The Debate is Only Just Beginning
Last night the Senate allowed Section 215 of the USA Patriot Act to expire, despite dire predictions of calamity, and will begin debate on a replacement, the USA Freedom Act, later today.
The Bill of Rights Committee/Defending Dissent Foundation opposes the USA Freedom Act, and calls for a thorough congressional investigation into the surveillance authorities US intelligence agencies have claimed to gather the private information without a warrant of US persons who are not under suspicion of any crime.
“Hundreds of thousands of Americans have joined the debate over unwarranted mass surveillance in the last two weeks, and over the last two years since the first Snowden revelation,” said Sue Udry, Executive Director of BORDC/DDF. “Massive trans-partisan civic participation has forced Congress for the first time to take action (albeit woefully inadequate) to rein in some unconstitutional spying.”

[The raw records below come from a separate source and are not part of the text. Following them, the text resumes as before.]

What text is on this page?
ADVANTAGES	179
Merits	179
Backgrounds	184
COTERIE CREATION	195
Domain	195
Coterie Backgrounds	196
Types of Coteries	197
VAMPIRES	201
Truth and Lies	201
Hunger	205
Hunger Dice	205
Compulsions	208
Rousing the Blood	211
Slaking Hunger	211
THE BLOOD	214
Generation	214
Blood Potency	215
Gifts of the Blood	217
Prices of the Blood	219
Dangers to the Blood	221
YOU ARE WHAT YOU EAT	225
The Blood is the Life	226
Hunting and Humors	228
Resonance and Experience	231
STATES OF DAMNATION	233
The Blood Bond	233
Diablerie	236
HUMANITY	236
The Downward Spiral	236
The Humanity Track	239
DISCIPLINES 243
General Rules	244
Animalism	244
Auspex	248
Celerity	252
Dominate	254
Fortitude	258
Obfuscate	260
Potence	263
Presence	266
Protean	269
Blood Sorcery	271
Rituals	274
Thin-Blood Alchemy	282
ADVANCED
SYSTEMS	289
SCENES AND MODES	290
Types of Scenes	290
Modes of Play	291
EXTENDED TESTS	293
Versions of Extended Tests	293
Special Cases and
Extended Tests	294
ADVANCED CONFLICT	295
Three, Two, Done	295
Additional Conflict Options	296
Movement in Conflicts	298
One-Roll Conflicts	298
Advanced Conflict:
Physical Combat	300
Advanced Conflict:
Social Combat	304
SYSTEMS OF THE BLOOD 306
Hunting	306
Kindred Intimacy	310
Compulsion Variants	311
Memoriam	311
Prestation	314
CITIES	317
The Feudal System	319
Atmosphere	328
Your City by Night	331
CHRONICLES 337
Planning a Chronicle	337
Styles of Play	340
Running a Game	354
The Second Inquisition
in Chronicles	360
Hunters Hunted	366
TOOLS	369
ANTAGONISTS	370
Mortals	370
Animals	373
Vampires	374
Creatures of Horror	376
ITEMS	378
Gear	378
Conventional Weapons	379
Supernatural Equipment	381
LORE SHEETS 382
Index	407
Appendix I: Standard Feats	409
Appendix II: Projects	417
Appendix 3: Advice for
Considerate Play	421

Along with allies across the political spectrum, BORDC/DDF calls on Congress to use the expiration of Section 215 as a starting point for reforming the out of control surveillance practices of US intelligence agencies.
Although the USA Freedom Act includes modest reforms, the FBI, NSA, and other intelligence agencies will be allowed to continue to collect private information about Americans who are under no suspicion of crime under Executive Order 12333 and the FISA Amendments Act. BORDC/DDF calls on Congress to pass the Surveillance State Repeal Act in order to bring surveillance programs in line with the Constitution.

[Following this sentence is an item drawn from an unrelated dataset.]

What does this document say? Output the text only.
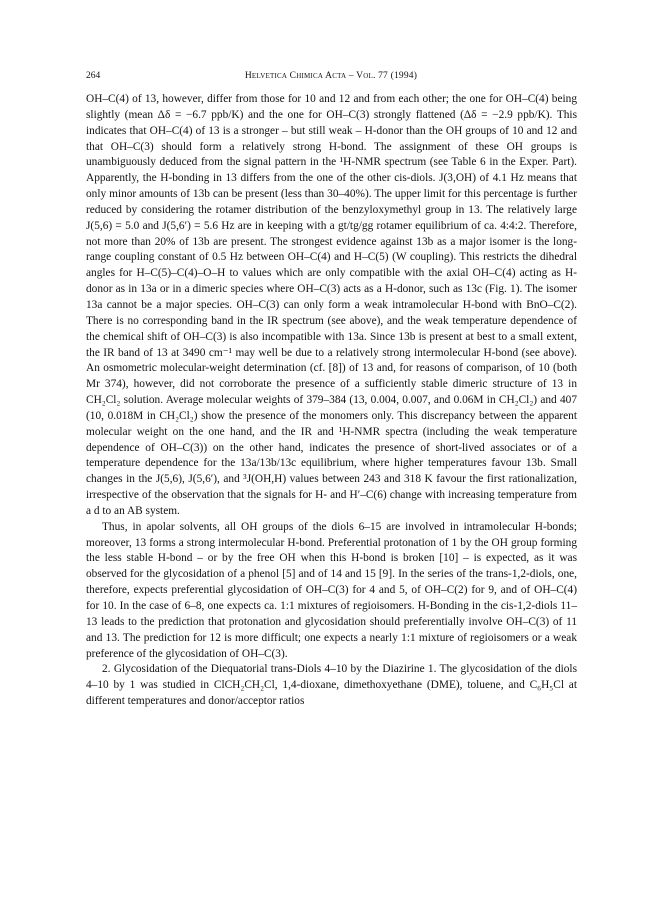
264	Helvetica Chimica Acta – Vol. 77 (1994)

OH–C(4) of 13, however, differ from those for 10 and 12 and from each other; the one for OH–C(4) being slightly (mean Δδ = −6.7 ppb/K) and the one for OH–C(3) strongly flattened (Δδ = −2.9 ppb/K). This indicates that OH–C(4) of 13 is a stronger – but still weak – H-donor than the OH groups of 10 and 12 and that OH–C(3) should form a relatively strong H-bond. The assignment of these OH groups is unambiguously deduced from the signal pattern in the ¹H-NMR spectrum (see Table 6 in the Exper. Part). Apparently, the H-bonding in 13 differs from the one of the other cis-diols. J(3,OH) of 4.1 Hz means that only minor amounts of 13b can be present (less than 30–40%). The upper limit for this percentage is further reduced by considering the rotamer distribution of the benzyloxymethyl group in 13. The relatively large J(5,6) = 5.0 and J(5,6′) = 5.6 Hz are in keeping with a gt/tg/gg rotamer equilibrium of ca. 4:4:2. Therefore, not more than 20% of 13b are present. The strongest evidence against 13b as a major isomer is the long-range coupling constant of 0.5 Hz between OH–C(4) and H–C(5) (W coupling). This restricts the dihedral angles for H–C(5)–C(4)–O–H to values which are only compatible with the axial OH–C(4) acting as H-donor as in 13a or in a dimeric species where OH–C(3) acts as a H-donor, such as 13c (Fig. 1). The isomer 13a cannot be a major species. OH–C(3) can only form a weak intramolecular H-bond with BnO–C(2). There is no corresponding band in the IR spectrum (see above), and the weak temperature dependence of the chemical shift of OH–C(3) is also incompatible with 13a. Since 13b is present at best to a small extent, the IR band of 13 at 3490 cm⁻¹ may well be due to a relatively strong intermolecular H-bond (see above). An osmometric molecular-weight determination (cf. [8]) of 13 and, for reasons of comparison, of 10 (both Mr 374), however, did not corroborate the presence of a sufficiently stable dimeric structure of 13 in CH₂Cl₂ solution. Average molecular weights of 379–384 (13, 0.004, 0.007, and 0.06M in CH₂Cl₂) and 407 (10, 0.018M in CH₂Cl₂) show the presence of the monomers only. This discrepancy between the apparent molecular weight on the one hand, and the IR and ¹H-NMR spectra (including the weak temperature dependence of OH–C(3)) on the other hand, indicates the presence of short-lived associates or of a temperature dependence for the 13a/13b/13c equilibrium, where higher temperatures favour 13b. Small changes in the J(5,6), J(5,6′), and ³J(OH,H) values between 243 and 318 K favour the first rationalization, irrespective of the observation that the signals for H- and H′–C(6) change with increasing temperature from a d to an AB system.

Thus, in apolar solvents, all OH groups of the diols 6–15 are involved in intramolecular H-bonds; moreover, 13 forms a strong intermolecular H-bond. Preferential protonation of 1 by the OH group forming the less stable H-bond – or by the free OH when this H-bond is broken [10] – is expected, as it was observed for the glycosidation of a phenol [5] and of 14 and 15 [9]. In the series of the trans-1,2-diols, one, therefore, expects preferential glycosidation of OH–C(3) for 4 and 5, of OH–C(2) for 9, and of OH–C(4) for 10. In the case of 6–8, one expects ca. 1:1 mixtures of regioisomers. H-Bonding in the cis-1,2-diols 11–13 leads to the prediction that protonation and glycosidation should preferentially involve OH–C(3) of 11 and 13. The prediction for 12 is more difficult; one expects a nearly 1:1 mixture of regioisomers or a weak preference of the glycosidation of OH–C(3).

2. Glycosidation of the Diequatorial trans-Diols 4–10 by the Diazirine 1. The glycosidation of the diols 4–10 by 1 was studied in ClCH₂CH₂Cl, 1,4-dioxane, dimethoxyethane (DME), toluene, and C₆H₅Cl at different temperatures and donor/acceptor ratios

“We need a new Church Committee,” Udry said, referring to the Senate Select Committee to Study Governmental Operations that investigated intelligence operations in the 1970s and found significant wrongdoing. “Congress continues to operate in willful ignorance, refusing to demand a full accounting of all surveillance programs our intelligence agencies are using to gather information about innocent Americans. Without Snowden, neither Congress nor the people would have been aware of the NSA’s bulk data collection. What else is going on behind our backs?”
Beyond the mass surveillance authorities in the bill, BORDC/DDF is concerned that transparency provisions are inadequate, and specifically exempt the FBI. This is particularly galling given a Department of Justice (DOJ) Inspector General report released two weeks ago that confirms the FBI has been using Section 215 to collect internet records in bulk , and violated the law regarding minimizing records for seven years.
Further, the bill includes an increase to the maximum sentence for material support of terrorism, an unacceptably vague and expansive law that does not require a person to engage in or plan to engage in terrorism, or even knowingly support terrorism to be prosecuted. Since 9/11, the statute has become a favorite catch-all for the DOJ into which all sorts of constitutionally protected activities can be thrown and classified as suspect, if not criminal.